Afrique du Sud: les tribunaux anti-viol suffiront-ils à endiguer le fléau?

Le président sud-africain Jacob Zuma lançant une campagne contre le viol, destinée aux enfants, dans une école du Cap, le 28 février 2013. En 2006, il a lui-même été jugé pour viol avant d’être acquitté trois ans plus tard. 
Le président sud-africain Jacob Zuma lançant une campagne contre le viol, destinée aux enfants, dans une école du Cap, le 28 février 2013. En 2006, il a lui-même été jugé pour viol avant d’être acquitté trois ans plus tard.  (AFP - RODGER BOSCH)

58 tribunaux spéciaux chargés des affaires de viols et de violences sexuelles, vont être créés en Afrique du sud, a annoncé le ministre de la Justice le 6 mars 2013. 60.000 cas de ce fléau sont officiellement recensés tous les ans. Ils seraient en fait 10 fois plus nombreux.

«Ces tribunaux dédiés sont nécessaires» et ils seront «pleinement opérationnels» d'ici septembre, a déclaré le ministre Jeff Radebe devant le Parlement.

Le viol en réunion particulièrement brutal d'une adolescente de 17 ans, laissée pour morte par ses agresseurs après avoir été éventrée début février, a choqué le pays. Ce fait-divers dramatique a ainsi remis les victimes de viol sur le devant de la scène. Certaines, parfois connues, ont témoigné à la radio ou dans des magazines. Une campagne de sensibilisation a été lancée dans les écoles.

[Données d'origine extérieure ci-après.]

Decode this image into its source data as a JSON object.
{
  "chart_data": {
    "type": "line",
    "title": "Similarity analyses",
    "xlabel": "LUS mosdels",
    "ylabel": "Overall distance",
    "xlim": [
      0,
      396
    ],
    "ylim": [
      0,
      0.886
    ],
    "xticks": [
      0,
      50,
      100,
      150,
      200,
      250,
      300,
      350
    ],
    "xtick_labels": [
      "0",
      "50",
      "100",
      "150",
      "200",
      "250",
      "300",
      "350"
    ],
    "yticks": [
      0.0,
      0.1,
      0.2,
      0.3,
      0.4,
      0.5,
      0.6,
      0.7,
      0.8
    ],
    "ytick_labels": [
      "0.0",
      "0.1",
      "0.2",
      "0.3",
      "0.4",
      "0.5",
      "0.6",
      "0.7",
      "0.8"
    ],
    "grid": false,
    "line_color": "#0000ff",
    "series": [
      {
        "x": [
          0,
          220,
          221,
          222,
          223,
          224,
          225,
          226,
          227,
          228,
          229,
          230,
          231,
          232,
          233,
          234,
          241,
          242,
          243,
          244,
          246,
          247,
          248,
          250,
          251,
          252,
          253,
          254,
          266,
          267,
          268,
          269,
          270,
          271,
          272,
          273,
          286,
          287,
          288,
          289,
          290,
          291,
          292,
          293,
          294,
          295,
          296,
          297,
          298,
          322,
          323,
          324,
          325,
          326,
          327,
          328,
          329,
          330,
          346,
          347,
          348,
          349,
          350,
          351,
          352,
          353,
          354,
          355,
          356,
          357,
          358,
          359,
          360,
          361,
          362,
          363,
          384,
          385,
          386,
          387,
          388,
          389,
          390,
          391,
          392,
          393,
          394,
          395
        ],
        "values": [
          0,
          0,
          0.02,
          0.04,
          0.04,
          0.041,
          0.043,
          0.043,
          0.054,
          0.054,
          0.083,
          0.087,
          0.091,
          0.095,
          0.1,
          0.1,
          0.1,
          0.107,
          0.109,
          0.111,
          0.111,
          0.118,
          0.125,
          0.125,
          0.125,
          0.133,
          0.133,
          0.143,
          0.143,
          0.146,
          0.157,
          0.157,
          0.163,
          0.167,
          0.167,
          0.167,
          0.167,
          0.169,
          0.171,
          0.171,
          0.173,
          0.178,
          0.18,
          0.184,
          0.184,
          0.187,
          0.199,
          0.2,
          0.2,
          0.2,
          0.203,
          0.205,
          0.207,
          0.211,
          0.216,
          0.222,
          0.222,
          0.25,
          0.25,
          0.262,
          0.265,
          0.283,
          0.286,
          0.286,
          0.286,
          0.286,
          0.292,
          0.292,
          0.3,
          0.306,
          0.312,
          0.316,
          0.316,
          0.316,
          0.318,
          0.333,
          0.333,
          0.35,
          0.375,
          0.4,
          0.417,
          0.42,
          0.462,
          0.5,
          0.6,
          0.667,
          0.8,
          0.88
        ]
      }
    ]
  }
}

«Le fléau des agressions sexuelles contre les femmes et les enfants doit être traité avec beaucoup de fermeté et des peines sévères», a déclaré Jeff Radebe.            

L'Afrique du Sud a déjà lancé des tribunaux dédiés aux délits sexuels en 1993 puis en 2000. Mais ils ont été fermés les uns après les autres. «Quand nous avons eu ces tribunaux spécialisés, le taux de condamnation est remonté, mais quand on les a fermés, le taux de condamnation est redescendu», a observé le ministre.
 
Les crimes sexuels sont actuellement jugés par les tribunaux ordinaires, où ils sont considérés comme des cas prioritaires, selon les autorités.

Les nouveaux tribunaux siégeront dans les palais de justice existants et entendront toutes les affaires d'agressions sexuelles, affirme le ministère de la Justice. Y compris les attaques contre les membres de la communauté homosexuelle, appelées viols «curatifs» ou «correctifs».